A look back to accidental shootings

Intentional use of firearms to maim or kill someone is all too frequent in our contemporary society.  Nevertheless, our Constitution in the Second Amendment safeguards the right to own and use guns.

  On rare occasions, the uses to which owners of firearms put them are the last things they ever expected to happen. Particularly is this the case when one family member accidentally kills another.

  April 10, 1891–Mr. Strange accidentally shot and killed his wife, six miles northwest of Oneonta, this morning. He took his gun down to kill a hawk and it went off, killing her instantly. 

  April 13, 1895–A shooting affray occurred at Columbia (near Moulton) tonight, in which Felix Brown and Fred Ashford participated. The farmers are business partners. There were 15 or 16 shots fired. Mr.
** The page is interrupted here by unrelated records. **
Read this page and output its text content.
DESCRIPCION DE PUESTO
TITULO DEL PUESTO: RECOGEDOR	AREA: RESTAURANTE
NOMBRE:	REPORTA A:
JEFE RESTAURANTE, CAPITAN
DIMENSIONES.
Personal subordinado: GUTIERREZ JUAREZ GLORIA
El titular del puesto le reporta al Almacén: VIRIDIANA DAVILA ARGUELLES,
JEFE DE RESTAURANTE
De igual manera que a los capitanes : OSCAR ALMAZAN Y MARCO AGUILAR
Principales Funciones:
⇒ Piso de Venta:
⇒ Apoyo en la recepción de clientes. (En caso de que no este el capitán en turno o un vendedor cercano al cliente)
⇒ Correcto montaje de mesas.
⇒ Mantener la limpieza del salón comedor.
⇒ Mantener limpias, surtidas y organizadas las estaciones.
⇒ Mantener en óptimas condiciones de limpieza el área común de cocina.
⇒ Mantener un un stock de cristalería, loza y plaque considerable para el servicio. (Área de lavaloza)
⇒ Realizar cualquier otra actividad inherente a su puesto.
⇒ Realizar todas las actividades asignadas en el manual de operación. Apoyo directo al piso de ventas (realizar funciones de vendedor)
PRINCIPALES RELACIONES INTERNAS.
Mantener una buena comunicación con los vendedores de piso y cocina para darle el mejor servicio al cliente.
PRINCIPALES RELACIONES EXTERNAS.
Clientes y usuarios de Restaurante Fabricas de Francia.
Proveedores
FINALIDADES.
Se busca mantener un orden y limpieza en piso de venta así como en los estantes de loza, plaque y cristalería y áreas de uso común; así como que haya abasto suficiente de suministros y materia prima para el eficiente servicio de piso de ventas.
Brown had just gotten back from Mississippi, where he had been for two or three months. As he got off the 1 o’clock train and started home he saw Ashford app-roaching him with a double-barrel shotgun. It was then that the shooting began. No motive has been identified.

  Feb. 10, 1896–There was sold at public auction today of a quantity of brandy in kegs, a shot gun, a wagon, a team of mules, etc., belonging to a man found illicitly making liquor.

  May 30, 1906–Frank Briton of New Decatur was shot dead this morning at 2 o’clock by John Muzzy, a farmer, at the home of the latter near Flint, five miles north of Hartselle. Briton, while temporarily deranged, left home yesterday and wandered off. He tried to crawl through a window in Muzzy’s home and Muzzy, thinking he was a burglar, shot him twice with a double-barrel shot gun.

  Feb. 3, 1911–Mystery surrounds the serious shooting of Tom Evans and young Balew near Falkville late last night. Evans received a load of shot in the left shoulder and may die. He was also badly shot in the right heel. Balew’s right arm is nearly shot off, one bone being entirely shot in two. The report says Tom Evans objected to Balew and his mother living in a cabin into which they had just moved, and going to the cabin broke open the door, at which point he was shot in the shoulder by a supposed strange man from within. Then entering the house, a free-for-all fight took place with guns in the darkness in which Evans was shot in the heel and the Balew boy in the arm. Who shot Evans from within the house is not known.

  May 22, 1911–A sad accident happened this afternoon a mile east of Hartselle when Ida, the little three and a half year-old daughter of Commodore Rowman, was shot by her cousin, a boy seven years of age. The boy’s father had been hunting and without going in the house to put away the gun which had a double-barreled safety which could be turned to the on or off position. He gave it to the little boy to keep for him temporarily and the accident occurred shortly thereafter. The father claimed that he had the safety on; if so, the boy worked it off. The child was shot in the chest and abdomen and died several hours afterward.